J’entends souvent dire : à vélo, chacun sa pratique, chacun fait ce qu’il veut. Chaque fois je bondis, parce que si je peux faire ce que je veux à vélo pourquoi pas avec mon logement, ma voiture, mon argent, mes ordures, mes goûts de luxe, mon entreprise…
Il s’agit d’un classique problème de philosophie abondamment discuté par Wittgenstein. Où mettre le curseur ? Quand est-ce que ce qui est bon pour le vélo n’est plus bon pour d’autres pratiques ? De proche en proche, on peut glisser d’une pratique « acceptable » à une autre qui ne l’est pas. La seule façon d’en sortir est d’éviter les positions à géométrie variable.
Dans le vélo, je tente de vivre de la même façon qu’en dehors, avec les mêmes objectifs, les mêmes préoccupations politiques et environnementales (et aussi les mêmes contradictions). Un comportement nocif dans la finance reste nocif quand il se reproduit dans le vélo. Ces deux mondes ne sont pas étanches.
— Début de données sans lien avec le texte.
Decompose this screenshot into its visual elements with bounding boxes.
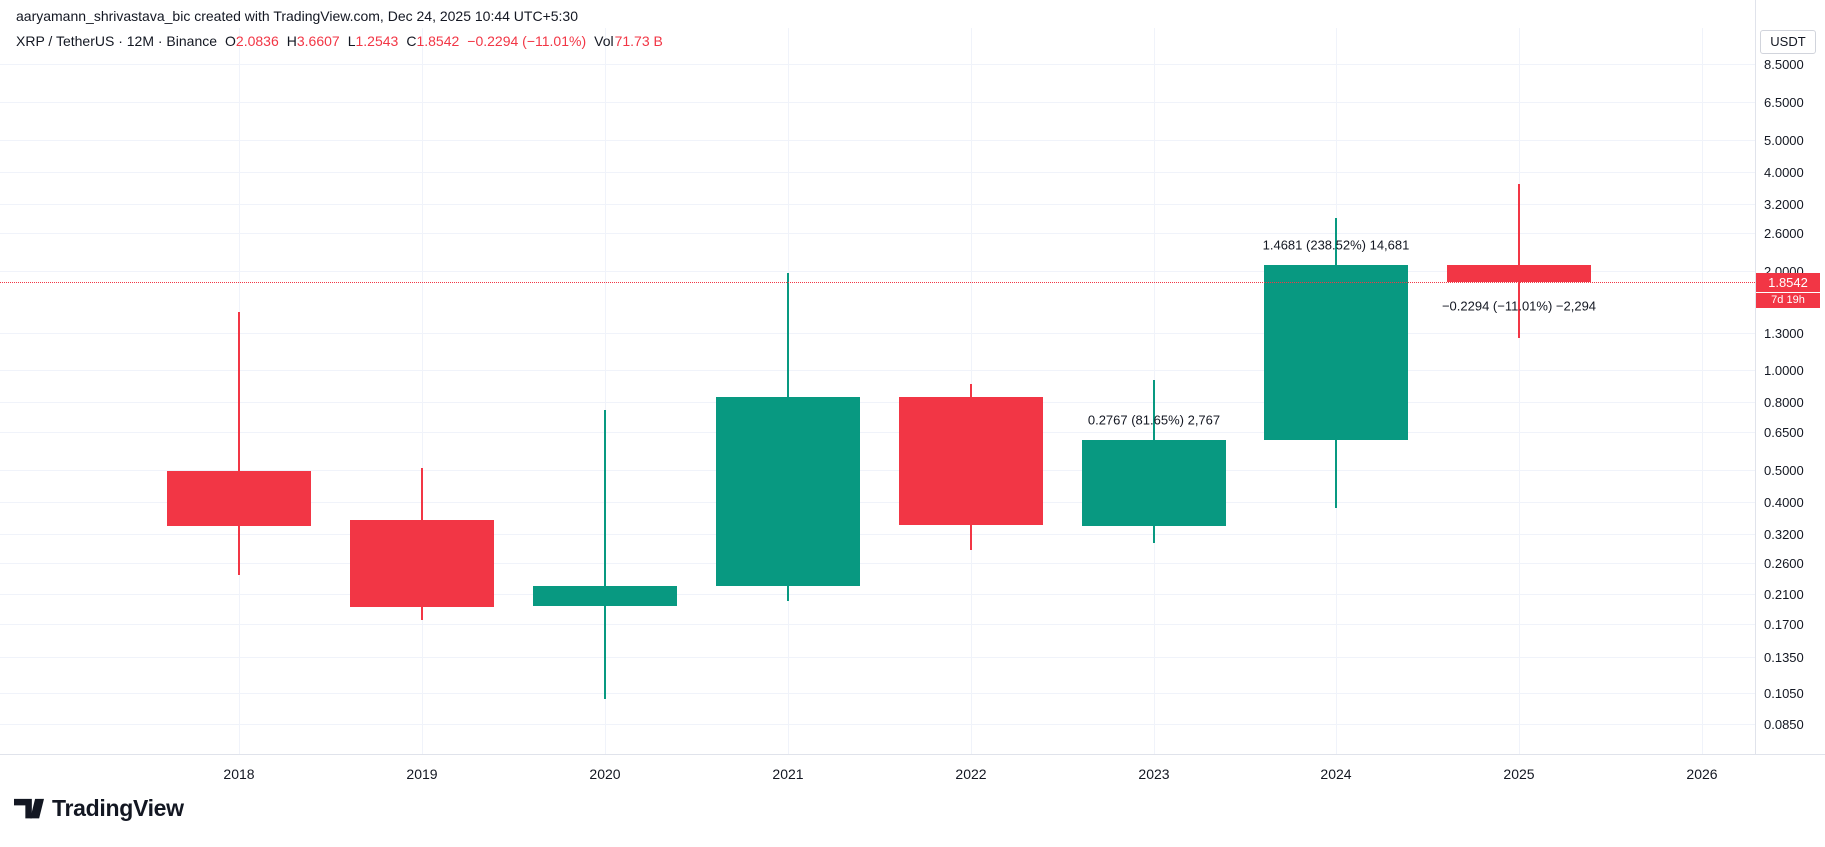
gridline-horizontal	[0, 470, 1755, 471]
current-price-value: 1.8542	[1756, 273, 1820, 292]
gridline-horizontal	[0, 271, 1755, 272]
price-tick-6.5000: 6.5000	[1764, 95, 1804, 110]
price-tick-0.2100: 0.2100	[1764, 587, 1804, 602]
candle-body-2024[interactable]	[1264, 265, 1408, 440]
time-axis-year-2025: 2025	[1503, 766, 1535, 782]
gridline-horizontal	[0, 624, 1755, 625]
candle-body-2025[interactable]	[1447, 265, 1591, 282]
price-tick-8.5000: 8.5000	[1764, 57, 1804, 72]
gridline-horizontal	[0, 402, 1755, 403]
time-axis-year-2024: 2024	[1320, 766, 1352, 782]
chart-legend: XRP / TetherUS · 12M · Binance O2.0836 H…	[16, 33, 663, 49]
current-price-line	[0, 282, 1755, 283]
gridline-horizontal	[0, 102, 1755, 103]
price-tick-1.3000: 1.3000	[1764, 326, 1804, 341]
bar-close-countdown: 7d 19h	[1756, 293, 1820, 308]
ohlc-open-value: 2.0836	[235, 33, 279, 49]
gridline-horizontal	[0, 140, 1755, 141]
time-axis-year-2022: 2022	[955, 766, 987, 782]
gridline-horizontal	[0, 657, 1755, 658]
price-tick-0.5000: 0.5000	[1764, 463, 1804, 478]
candle-body-2018[interactable]	[167, 471, 311, 526]
volume-label: Vol	[594, 33, 614, 49]
gridline-horizontal	[0, 693, 1755, 694]
gridline-horizontal	[0, 563, 1755, 564]
candle-body-2022[interactable]	[899, 397, 1043, 525]
price-tick-0.4000: 0.4000	[1764, 495, 1804, 510]
gridline-horizontal	[0, 64, 1755, 65]
gridline-horizontal	[0, 172, 1755, 173]
time-axis-year-2018: 2018	[223, 766, 255, 782]
gridline-vertical	[1702, 28, 1703, 754]
gridline-horizontal	[0, 534, 1755, 535]
gridline-vertical	[1519, 28, 1520, 754]
gridline-vertical	[422, 28, 423, 754]
price-tick-4.0000: 4.0000	[1764, 165, 1804, 180]
ohlc-high-value: 3.6607	[296, 33, 340, 49]
price-tick-0.2600: 0.2600	[1764, 556, 1804, 571]
gridline-horizontal	[0, 432, 1755, 433]
candle-wick-2018	[238, 312, 240, 575]
price-tick-0.3200: 0.3200	[1764, 527, 1804, 542]
price-tick-3.2000: 3.2000	[1764, 197, 1804, 212]
ohlc-low-value: 1.2543	[355, 33, 399, 49]
ohlc-low: L1.2543	[348, 33, 399, 49]
gridline-horizontal	[0, 594, 1755, 595]
ohlc-low-label: L	[347, 33, 356, 49]
gridline-horizontal	[0, 333, 1755, 334]
ohlc-high-label: H	[286, 33, 297, 49]
gridline-horizontal	[0, 370, 1755, 371]
candle-body-2020[interactable]	[533, 586, 677, 606]
candle-body-2023[interactable]	[1082, 440, 1226, 526]
price-tick-0.1700: 0.1700	[1764, 617, 1804, 632]
ohlc-open-label: O	[225, 33, 236, 49]
time-axis-year-2023: 2023	[1138, 766, 1170, 782]
price-axis[interactable]: USDT 1.8542 7d 19h 8.5000 6.5000 5.0000 4.0…	[1755, 0, 1825, 754]
current-price-badge[interactable]: 1.8542 7d 19h	[1756, 273, 1820, 308]
time-axis-year-2020: 2020	[589, 766, 621, 782]
ohlc-close-label: C	[406, 33, 417, 49]
tradingview-logo[interactable]: TradingView	[14, 795, 184, 822]
price-tick-0.1350: 0.1350	[1764, 650, 1804, 665]
tradingview-logo-text: TradingView	[52, 795, 184, 821]
ohlc-close: C1.8542	[406, 33, 459, 49]
gridline-horizontal	[0, 204, 1755, 205]
attribution-text: aaryamann_shrivastava_bic created with T…	[16, 8, 579, 24]
gridline-vertical	[605, 28, 606, 754]
tradingview-logo-icon	[14, 798, 44, 818]
symbol-title[interactable]: XRP / TetherUS · 12M · Binance	[16, 33, 218, 49]
time-axis-year-2019: 2019	[406, 766, 438, 782]
candle-wick-2025	[1518, 184, 1520, 338]
time-axis-year-2021: 2021	[772, 766, 804, 782]
time-axis-year-2026: 2026	[1686, 766, 1718, 782]
candle-change-label-2024: 1.4681 (238.52%) 14,681	[1262, 237, 1410, 253]
price-tick-1.0000: 1.0000	[1764, 363, 1804, 378]
gridline-horizontal	[0, 502, 1755, 503]
gridline-horizontal	[0, 233, 1755, 234]
candle-wick-2020	[604, 410, 606, 699]
price-tick-0.1050: 0.1050	[1764, 686, 1804, 701]
price-tick-0.6500: 0.6500	[1764, 425, 1804, 440]
candle-change-label-2023: 0.2767 (81.65%) 2,767	[1087, 412, 1221, 428]
price-tick-0.0850: 0.0850	[1764, 717, 1804, 732]
price-tick-5.0000: 5.0000	[1764, 133, 1804, 148]
candle-change-label-2025: −0.2294 (−11.01%) −2,294	[1441, 298, 1597, 314]
price-tick-2.6000: 2.6000	[1764, 226, 1804, 241]
volume-indicator: Vol71.73 B	[594, 33, 663, 49]
axis-currency-label[interactable]: USDT	[1760, 30, 1816, 54]
ohlc-high: H3.6607	[287, 33, 340, 49]
change-value: −0.2294 (−11.01%)	[467, 33, 587, 49]
candle-body-2019[interactable]	[350, 520, 494, 607]
gridline-horizontal	[0, 724, 1755, 725]
candle-body-2021[interactable]	[716, 397, 860, 586]
ohlc-close-value: 1.8542	[416, 33, 460, 49]
volume-value: 71.73 B	[614, 33, 663, 49]
ohlc-open: O2.0836	[225, 33, 279, 49]
price-tick-0.8000: 0.8000	[1764, 395, 1804, 410]
chart-plot-area[interactable]: 0.2767 (81.65%) 2,767 1.4681 (238.52%) 14…	[0, 0, 1755, 754]
time-axis[interactable]: 2018 2019 2020 2021 2022 2023 2024 2025 2026	[0, 754, 1825, 799]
Ils s’influencent, dans une société massivement interdépendante. On ne peut pas enfermer le vélo dans une bulle étanche comme beaucoup tentent de le faire.
Par exemple, quand on dit « On fait ce qu’on veut », on adopte une position ultralibérale. On peut traduire par « On fait ce qu’on veut pour gagner. » Je doute qu’une telle attitude dans le vélo n’ait aucune influence hors du vélo, ne serait-ce que par le modèle de société qu’elle promeut.
Je discutais de ces points avec une amie quand elle m’a dit que l’anthropologue Franck Michel avait proposé en 2009 huit raisons de voyager et qu’elles pouvaient sans doute être adaptées au vélo, puisque toute sortie est à minima un petit voyage.
- Représentation psychanalytique : fuir le monde, c’est la quête de soi. (Certains pédalent pour se laver la tête, ils vont jusqu’à se fuir eux-mêmes, comme s’ils se détestaient le reste du temps. Peut-être parce que leurs actes professionnels contredisent leur position éthique. Fuir le monde, c’est le sport pour le sport. Le sport, pour le plaisir des endorphines. De manière plus modérée, nous pouvons fuir le monde bruyant et pollué, ou fuir le monde surmarchandisé par le capitalisme. Nous pouvons aussi plonger en nous-mêmes quand nous pédalons. Je m’abandonne souvent à de longues introspections. Au contraire de me vider la tête, je me la remplis quand je pédale.)
- Représentation juridico-policière : vérifier le monde, c’est l’enquête. (Certains cyclistes effectuent toujours les mêmes sorties, comme s’ils voulaient s’assurer que telle route ou telle côte étaient toujours à leur place.)
- Représentation anthropologico-humaniste : découvrir le monde, c’est la quête de l’autre. (Certains cyclistes, comme moi, passent leur temps à s’engager dans tous les passages qu’ils ne connaissent pas. Voilà qui pousse inévitablement vers le gravel ou le VTT. Nous aimons tout autant pédaler avec nos amis qu’avec des inconnus, et travailler la dimension sociale du vélo. C’est aussi une façon de documenter le monde, de l’écrire, le photographier, le dessiner.)
- Représentation militaro-géopolitique : dominer le monde, c’est la conquête. (Certains cyclistes, même à plus de 70 ans, continuent de faire des courses. D’autres veulent se dominer eux-mêmes, repousser leurs limites.)
- Représentation économique : négocier le monde, c’est la conquête des marchés. (Pour certains, le vélo est un business comme un autre.)
- Représentation politico-humanitaire : sauver le monde, c’est la requête, voire la reconquête. (Il y a des cyclistes humanitaires, il y a aussi la possibilité de se transformer en un globule blanc dans le réseau des chemins, de façon de les maintenir en vie, de faire vivre le système immunitaire du territoire, d’y amener d’autres personnes, de leur faire aimer la nature de façon intime, de la partager. À cette seule condition, une véritable écologie est sans doute envisageable.)
- Représentation religieuse : retrouver le monde, c’est la quête spirituelle. (Difficile de rester insensible face aux grands espaces, face à la nature… Je me sens vivre quand je pédale et j’éprouve des émotions souvent bouleversantes.)
- Représentation nomade : bouger le monde. (Pédaler c’est se déplacer, mais aussi faire tourner le monde autour de nous, changer de perspective, de point de vue. Je pédale pour me remettre en question, pour éprouver le monde.)
Nous sommes bien sûr un peu tout cela à la fois. Je me suis représenté dans un graphique à huit branches. J’ai un profil asymétrique qui reflète mes positions politiques et philosophiques.